OTTAWA (Reuters) - Canada’s economy grew at a faster clip than expected in the third quarter, just before the global financial crisis intensified, as a rebound in goods-producing industries offset weak exports and consumer spending.
Statistics Canada said on Monday that Canada’s gross domestic product expanded 1.3 percent on an annualized basis in the third quarter, beating the market forecast of 1.1 percent growth, after stagnating in the first half of the year.
That compares with a U.S. economic contraction of 0.5 percent in the same period.
“It was a bit better than the market was looking for and pretty close to what we were expecting, so it was a decent third quarter, but I guess it’s ancient history given the developments since then,” said Craig Wright, chief economist at Royal Bank of Canada.
The upbeat numbers come as Prime Minister Stephen Harper faces a serious political crisis over his management of the economy. The three opposition parties have struck a tentative deal to defeat his minority government on December 8 and form a coalition government. They accuse him of not acting quickly enough to inject stimulus into the economy or to aid the auto sector.
Finance Minister Jim Flaherty is now forecasting a recession in Canada and expects the economy to contract in the fourth quarter and first quarter of next year.
That recession, not the healthy third-quarter growth, is likely to be the focus of the Bank of Canada as it prepares for a December 9 interest rate decision. Markets have priced in a 62 percent chance of a 50 basis-point rate cut next week.

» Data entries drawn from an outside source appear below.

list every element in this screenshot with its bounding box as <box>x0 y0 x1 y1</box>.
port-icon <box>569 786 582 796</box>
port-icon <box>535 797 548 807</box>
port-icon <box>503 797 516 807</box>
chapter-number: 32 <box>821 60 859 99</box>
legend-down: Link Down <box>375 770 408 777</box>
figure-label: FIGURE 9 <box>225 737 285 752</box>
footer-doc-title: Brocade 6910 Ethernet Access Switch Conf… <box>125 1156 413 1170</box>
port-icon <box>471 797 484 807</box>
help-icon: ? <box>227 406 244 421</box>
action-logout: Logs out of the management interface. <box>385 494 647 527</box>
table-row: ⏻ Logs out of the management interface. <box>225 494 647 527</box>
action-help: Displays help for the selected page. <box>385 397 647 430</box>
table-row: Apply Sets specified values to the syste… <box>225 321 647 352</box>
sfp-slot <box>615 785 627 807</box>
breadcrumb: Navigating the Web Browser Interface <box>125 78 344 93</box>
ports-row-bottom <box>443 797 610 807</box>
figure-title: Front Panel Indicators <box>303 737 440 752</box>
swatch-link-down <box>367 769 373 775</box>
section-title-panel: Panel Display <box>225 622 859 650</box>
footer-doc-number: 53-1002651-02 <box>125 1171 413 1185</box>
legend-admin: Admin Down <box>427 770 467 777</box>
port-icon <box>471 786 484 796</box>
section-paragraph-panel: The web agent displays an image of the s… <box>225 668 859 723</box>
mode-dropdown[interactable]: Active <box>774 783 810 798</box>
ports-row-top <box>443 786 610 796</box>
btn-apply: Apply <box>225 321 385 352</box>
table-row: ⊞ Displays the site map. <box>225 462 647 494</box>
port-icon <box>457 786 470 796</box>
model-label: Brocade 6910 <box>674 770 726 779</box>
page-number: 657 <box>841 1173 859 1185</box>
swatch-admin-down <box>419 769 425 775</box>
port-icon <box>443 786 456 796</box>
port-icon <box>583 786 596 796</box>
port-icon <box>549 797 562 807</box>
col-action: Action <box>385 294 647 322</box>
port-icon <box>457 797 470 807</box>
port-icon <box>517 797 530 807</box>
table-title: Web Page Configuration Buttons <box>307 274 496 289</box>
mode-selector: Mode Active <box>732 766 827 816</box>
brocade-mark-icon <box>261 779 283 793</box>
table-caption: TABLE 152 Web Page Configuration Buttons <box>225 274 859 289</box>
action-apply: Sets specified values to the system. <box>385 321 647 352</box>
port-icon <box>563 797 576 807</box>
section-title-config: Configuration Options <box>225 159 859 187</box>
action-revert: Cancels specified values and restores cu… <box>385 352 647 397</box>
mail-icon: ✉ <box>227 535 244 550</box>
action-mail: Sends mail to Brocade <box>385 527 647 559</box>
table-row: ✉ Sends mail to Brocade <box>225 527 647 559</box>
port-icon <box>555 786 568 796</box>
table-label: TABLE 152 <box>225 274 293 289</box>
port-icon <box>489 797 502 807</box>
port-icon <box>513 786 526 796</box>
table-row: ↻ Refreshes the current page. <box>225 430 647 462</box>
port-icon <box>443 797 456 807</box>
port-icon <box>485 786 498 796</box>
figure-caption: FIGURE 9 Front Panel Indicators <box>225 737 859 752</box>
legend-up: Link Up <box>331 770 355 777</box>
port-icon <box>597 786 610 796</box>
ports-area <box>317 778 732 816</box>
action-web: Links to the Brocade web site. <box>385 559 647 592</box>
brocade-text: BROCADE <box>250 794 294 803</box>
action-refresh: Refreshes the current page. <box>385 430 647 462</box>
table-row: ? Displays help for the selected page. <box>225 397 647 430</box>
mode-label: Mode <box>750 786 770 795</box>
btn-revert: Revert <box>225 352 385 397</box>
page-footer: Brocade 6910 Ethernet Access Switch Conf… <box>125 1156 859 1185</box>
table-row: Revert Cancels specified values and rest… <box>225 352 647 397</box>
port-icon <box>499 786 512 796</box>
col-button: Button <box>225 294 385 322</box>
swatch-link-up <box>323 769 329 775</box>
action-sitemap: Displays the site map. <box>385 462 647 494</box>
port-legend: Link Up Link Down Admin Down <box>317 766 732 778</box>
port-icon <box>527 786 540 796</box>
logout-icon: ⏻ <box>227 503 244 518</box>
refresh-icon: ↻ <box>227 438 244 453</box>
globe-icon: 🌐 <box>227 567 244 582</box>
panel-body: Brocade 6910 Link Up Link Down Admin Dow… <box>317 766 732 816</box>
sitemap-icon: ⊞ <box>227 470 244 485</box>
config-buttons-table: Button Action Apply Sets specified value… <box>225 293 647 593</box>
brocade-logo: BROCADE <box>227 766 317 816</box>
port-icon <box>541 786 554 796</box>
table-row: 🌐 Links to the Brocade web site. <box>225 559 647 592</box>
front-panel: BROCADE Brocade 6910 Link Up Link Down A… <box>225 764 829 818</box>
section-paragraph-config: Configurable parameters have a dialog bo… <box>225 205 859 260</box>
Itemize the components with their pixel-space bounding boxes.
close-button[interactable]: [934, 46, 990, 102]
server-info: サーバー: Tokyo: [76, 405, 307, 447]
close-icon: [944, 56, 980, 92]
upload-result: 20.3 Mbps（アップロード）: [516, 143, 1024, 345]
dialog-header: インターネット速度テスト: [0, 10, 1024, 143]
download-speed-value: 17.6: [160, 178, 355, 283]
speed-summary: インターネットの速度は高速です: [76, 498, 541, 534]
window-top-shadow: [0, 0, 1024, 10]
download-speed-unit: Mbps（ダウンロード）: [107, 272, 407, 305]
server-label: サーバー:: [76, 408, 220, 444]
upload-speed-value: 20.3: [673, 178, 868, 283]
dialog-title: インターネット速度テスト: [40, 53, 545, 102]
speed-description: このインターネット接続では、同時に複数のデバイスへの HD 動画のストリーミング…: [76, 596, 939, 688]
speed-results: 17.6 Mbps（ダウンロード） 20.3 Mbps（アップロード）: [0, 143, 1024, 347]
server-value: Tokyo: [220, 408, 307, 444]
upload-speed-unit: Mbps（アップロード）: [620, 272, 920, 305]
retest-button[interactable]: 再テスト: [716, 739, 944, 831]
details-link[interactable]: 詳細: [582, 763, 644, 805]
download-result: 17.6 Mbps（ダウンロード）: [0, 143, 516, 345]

The Canadian dollar shrugged off the now-outdated third-quarter report and remained unchanged at C$1.2465 to the U.S. dollar, or 80.22 U.S. cents.
The world financial crisis intensified in mid-September, the final month of the third quarter, after the bankruptcy of the U.S. investment bank Lehman Bros Holding Inc.
“We’re certainly worried about what’s looming through the windshield,” said Sal Guatieri, senior economist at BMO Capital Markets.
Guatieri expects a 2 percent contraction in the fourth quarter, and said the signs of that slowdown were hidden in the details of the third-quarter report.
“It doesn’t give you much confidence when the two biggest contributors to the growth in that quarter were a buildup in inventories and a big decline in imports,” he said.
Most of the third-quarter strength was concentrated in July, Statscan said. The economy grew 0.1 percent in September.
Overall in the quarter, exports declined for the fifth straight quarter and consumer spending grew at its weakest pace in almost five years.
Imports declined 1.6 percent and businesses accumulated inventories, especially in the auto sector, as consumers curtailed their spending.
However, industries boosted their output of goods in the quarter after four straight quarters of declines. Oil and gas extraction activities led the gain, while construction and manufacturing also expanded.